104 Exceptionally, however, there may be cases where a provider accepts that a student’s circumstances are compelling, but where it decides not to uphold their request for additional consideration because it does not think that they have a realistic prospect of completing their course. The student may have already had several attempts at the assessments but not passed any credits or made any progress academically, with all reasonable support options in place. The student may have reached the normal maximum registration period for their course or they may, in the provider’s academic judgment, have no reasonable prospect of completing their course within that timeframe (or be likely to complete if allowed more time) given their progress to date. Ultimately, in such cases, it may be unfair to allow the student to continue with their course when there is no reasonable prospect of completing it. Providers should consider such cases carefully and sensitively.
105 Outcomes of additional consideration requests should be communicated to students in writing, including the reasons for the decision and any next steps.
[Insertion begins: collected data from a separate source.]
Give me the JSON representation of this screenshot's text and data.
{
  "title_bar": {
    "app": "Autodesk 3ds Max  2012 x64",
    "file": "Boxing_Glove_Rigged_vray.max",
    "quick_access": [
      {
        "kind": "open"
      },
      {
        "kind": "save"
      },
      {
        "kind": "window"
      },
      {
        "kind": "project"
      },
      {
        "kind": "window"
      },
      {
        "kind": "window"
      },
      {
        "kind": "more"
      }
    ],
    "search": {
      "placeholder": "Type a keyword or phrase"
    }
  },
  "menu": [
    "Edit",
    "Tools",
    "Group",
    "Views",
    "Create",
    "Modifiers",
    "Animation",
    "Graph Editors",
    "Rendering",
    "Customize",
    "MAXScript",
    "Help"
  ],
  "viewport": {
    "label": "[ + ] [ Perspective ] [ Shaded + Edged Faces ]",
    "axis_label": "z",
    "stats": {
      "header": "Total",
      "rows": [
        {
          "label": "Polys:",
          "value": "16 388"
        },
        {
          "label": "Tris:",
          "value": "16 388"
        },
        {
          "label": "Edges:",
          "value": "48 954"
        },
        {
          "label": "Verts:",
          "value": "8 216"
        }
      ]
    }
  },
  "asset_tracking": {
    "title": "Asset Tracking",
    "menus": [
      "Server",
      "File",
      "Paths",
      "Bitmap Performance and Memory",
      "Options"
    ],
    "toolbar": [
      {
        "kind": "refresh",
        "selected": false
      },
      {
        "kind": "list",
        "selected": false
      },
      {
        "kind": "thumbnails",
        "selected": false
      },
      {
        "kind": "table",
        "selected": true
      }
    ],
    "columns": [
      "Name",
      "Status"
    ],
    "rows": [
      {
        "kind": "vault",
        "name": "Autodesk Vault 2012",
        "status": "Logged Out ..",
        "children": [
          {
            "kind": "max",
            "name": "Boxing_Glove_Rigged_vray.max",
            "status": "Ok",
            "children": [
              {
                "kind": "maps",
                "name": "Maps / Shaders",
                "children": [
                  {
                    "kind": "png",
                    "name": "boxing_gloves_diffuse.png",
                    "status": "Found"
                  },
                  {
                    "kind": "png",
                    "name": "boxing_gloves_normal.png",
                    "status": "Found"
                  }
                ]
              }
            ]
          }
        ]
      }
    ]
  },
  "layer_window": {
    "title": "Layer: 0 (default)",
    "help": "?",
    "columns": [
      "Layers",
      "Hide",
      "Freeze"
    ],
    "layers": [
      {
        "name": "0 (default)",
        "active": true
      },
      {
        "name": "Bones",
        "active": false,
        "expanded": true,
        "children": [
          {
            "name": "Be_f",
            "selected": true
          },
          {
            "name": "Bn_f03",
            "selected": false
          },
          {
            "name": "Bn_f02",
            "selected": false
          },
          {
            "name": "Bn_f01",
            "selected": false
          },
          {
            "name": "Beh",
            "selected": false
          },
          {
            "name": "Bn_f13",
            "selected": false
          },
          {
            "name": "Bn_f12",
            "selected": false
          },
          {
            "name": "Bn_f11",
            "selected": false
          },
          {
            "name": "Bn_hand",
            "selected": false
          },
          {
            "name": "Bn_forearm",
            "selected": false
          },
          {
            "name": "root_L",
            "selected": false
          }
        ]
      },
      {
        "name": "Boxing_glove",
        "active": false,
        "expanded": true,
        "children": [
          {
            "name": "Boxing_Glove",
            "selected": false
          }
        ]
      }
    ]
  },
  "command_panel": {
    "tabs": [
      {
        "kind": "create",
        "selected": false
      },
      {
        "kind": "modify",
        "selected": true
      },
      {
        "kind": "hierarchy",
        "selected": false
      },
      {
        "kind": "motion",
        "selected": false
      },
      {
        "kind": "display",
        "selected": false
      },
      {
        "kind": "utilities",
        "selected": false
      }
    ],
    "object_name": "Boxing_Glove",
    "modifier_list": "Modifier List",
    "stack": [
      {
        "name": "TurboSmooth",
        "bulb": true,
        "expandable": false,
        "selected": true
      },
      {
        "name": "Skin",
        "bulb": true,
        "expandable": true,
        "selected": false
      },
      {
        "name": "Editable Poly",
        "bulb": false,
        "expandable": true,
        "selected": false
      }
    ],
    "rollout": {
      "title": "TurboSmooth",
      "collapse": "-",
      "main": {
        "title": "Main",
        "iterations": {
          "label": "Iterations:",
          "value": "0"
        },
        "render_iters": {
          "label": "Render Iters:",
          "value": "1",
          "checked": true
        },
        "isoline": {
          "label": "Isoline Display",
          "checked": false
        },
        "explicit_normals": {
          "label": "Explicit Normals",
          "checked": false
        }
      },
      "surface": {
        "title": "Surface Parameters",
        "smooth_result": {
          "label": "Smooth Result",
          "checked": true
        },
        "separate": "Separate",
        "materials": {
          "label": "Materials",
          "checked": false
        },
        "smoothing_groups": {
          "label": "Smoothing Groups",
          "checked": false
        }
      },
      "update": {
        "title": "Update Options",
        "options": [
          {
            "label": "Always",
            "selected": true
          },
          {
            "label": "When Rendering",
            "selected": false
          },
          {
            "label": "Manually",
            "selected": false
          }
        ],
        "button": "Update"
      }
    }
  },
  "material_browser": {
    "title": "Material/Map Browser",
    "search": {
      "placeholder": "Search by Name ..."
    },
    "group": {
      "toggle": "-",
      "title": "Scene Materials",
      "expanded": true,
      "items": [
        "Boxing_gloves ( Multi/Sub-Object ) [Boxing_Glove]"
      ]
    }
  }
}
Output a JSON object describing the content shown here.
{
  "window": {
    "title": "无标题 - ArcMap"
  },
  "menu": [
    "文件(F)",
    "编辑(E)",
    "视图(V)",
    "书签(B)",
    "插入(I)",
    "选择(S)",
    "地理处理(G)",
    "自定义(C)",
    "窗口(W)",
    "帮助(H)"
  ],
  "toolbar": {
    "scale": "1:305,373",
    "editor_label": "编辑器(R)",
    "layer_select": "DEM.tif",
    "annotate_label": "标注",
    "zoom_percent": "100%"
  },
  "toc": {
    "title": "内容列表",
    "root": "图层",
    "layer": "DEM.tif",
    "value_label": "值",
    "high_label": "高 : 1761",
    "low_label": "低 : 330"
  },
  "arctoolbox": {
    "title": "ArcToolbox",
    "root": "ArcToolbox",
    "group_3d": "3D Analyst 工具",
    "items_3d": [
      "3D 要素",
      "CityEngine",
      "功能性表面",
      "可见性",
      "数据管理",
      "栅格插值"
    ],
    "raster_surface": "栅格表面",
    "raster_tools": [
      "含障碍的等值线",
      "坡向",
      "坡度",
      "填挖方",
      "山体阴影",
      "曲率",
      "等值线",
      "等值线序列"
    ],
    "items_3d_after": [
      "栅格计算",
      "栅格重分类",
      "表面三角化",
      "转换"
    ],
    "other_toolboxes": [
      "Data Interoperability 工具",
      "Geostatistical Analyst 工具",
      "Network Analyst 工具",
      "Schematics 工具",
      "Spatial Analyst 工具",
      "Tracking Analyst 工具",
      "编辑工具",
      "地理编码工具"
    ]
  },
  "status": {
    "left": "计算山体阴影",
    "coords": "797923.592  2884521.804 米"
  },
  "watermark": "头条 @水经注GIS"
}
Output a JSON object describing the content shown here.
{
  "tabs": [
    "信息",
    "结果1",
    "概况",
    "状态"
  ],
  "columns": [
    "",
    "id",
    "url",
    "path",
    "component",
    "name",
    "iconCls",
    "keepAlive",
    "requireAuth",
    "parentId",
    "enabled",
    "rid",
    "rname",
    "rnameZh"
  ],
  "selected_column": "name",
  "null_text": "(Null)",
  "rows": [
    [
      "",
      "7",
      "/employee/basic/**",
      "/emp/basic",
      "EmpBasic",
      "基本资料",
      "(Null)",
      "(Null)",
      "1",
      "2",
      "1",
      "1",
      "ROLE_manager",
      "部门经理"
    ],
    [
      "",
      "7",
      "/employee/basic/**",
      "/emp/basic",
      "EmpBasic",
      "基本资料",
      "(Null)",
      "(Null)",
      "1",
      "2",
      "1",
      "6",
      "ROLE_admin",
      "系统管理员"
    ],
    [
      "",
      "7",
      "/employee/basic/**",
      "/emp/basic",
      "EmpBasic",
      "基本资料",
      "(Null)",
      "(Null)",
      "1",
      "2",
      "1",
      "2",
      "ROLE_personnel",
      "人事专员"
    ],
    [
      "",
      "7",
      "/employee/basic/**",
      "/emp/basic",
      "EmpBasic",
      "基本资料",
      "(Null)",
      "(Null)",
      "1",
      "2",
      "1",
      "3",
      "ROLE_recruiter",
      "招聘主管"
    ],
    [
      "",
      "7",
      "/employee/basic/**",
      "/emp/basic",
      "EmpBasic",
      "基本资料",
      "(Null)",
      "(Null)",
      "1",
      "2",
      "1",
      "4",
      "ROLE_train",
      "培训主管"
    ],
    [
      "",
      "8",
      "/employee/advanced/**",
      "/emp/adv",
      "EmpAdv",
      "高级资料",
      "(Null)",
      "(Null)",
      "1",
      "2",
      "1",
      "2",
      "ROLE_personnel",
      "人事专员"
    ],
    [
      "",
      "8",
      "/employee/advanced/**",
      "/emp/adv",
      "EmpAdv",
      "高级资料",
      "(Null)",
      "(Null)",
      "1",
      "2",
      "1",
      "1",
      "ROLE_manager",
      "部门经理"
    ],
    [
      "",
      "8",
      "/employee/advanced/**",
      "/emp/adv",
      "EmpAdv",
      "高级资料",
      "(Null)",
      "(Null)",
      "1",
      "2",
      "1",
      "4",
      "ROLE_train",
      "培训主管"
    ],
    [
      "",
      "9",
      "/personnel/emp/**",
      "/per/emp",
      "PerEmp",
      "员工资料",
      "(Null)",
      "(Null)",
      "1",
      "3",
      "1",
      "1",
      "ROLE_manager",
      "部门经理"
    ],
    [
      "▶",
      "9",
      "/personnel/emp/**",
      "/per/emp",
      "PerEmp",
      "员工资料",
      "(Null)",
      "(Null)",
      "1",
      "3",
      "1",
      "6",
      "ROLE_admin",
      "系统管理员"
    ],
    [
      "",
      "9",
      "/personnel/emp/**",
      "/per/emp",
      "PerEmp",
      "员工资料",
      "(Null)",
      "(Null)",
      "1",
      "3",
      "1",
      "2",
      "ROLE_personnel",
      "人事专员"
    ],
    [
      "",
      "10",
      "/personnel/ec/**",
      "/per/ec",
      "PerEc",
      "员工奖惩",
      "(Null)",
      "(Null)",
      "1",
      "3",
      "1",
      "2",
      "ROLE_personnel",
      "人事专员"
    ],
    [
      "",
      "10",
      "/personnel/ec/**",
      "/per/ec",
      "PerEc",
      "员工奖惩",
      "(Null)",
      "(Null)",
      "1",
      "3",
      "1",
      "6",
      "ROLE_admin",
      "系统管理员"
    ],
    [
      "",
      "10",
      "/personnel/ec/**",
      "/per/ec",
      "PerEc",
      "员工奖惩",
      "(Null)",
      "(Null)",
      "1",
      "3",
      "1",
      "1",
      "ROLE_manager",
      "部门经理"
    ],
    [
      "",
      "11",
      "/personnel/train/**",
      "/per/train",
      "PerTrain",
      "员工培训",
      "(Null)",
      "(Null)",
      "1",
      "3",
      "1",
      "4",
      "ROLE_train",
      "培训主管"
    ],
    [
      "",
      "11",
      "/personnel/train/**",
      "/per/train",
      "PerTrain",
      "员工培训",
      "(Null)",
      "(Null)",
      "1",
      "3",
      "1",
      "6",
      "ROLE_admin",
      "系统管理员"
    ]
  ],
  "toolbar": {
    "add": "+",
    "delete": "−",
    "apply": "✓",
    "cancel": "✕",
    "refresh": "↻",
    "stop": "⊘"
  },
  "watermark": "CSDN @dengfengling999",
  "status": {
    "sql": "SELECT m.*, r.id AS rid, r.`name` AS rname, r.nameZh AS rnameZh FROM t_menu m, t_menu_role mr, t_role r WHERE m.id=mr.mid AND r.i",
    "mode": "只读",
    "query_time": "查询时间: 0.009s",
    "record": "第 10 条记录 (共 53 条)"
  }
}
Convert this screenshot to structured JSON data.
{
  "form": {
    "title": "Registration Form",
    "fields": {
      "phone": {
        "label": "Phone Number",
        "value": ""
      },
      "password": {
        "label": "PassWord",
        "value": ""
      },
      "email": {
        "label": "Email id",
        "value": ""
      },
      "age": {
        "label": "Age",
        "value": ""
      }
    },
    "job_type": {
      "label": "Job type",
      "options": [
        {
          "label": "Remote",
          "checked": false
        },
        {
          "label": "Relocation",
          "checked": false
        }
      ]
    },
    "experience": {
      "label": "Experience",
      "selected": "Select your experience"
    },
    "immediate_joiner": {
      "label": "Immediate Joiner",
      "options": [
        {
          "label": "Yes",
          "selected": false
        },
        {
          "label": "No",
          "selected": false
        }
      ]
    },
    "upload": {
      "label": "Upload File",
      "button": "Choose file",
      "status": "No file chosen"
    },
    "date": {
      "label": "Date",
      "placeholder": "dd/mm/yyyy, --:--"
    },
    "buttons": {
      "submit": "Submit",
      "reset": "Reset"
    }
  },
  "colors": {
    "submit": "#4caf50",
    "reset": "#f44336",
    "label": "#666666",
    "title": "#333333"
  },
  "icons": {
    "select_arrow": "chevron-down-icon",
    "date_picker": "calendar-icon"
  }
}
The reasons do not have to be lengthy, but they should include enough detail to enable the student to understand why the decision was taken. The outcome notification should also give information about (a) the student’s right to appeal; (b) the grounds on which they can appeal; (c) the time limit for making an appeal; and (d) where and how to access support.
106 When a student is given another assessment attempt because their request for additional consideration has been upheld, the provider should explain what will happen if they achieve a lower mark at their next attempt. The provider’s procedures should explain whether the student’s original mark will be removed from their record and so will no longer count, even if they achieve a lower mark at their next attempt, or whether the student will retain the highest mark they achieve over both attempts.
107 Providers do not normally charge re-sit fees for assessments that have been deferred because of a student’s request for additional consideration. Providers may, however, charge a tuition fee if a student is repeating the year (or repeating individual modules or units) because they will be attending classes again and using the provider’s facilities.
108 Details of any re-sit fees, or repeat tuition fees, should be made clear in the relevant procedures so that students can make an informed choice about what outcome to request.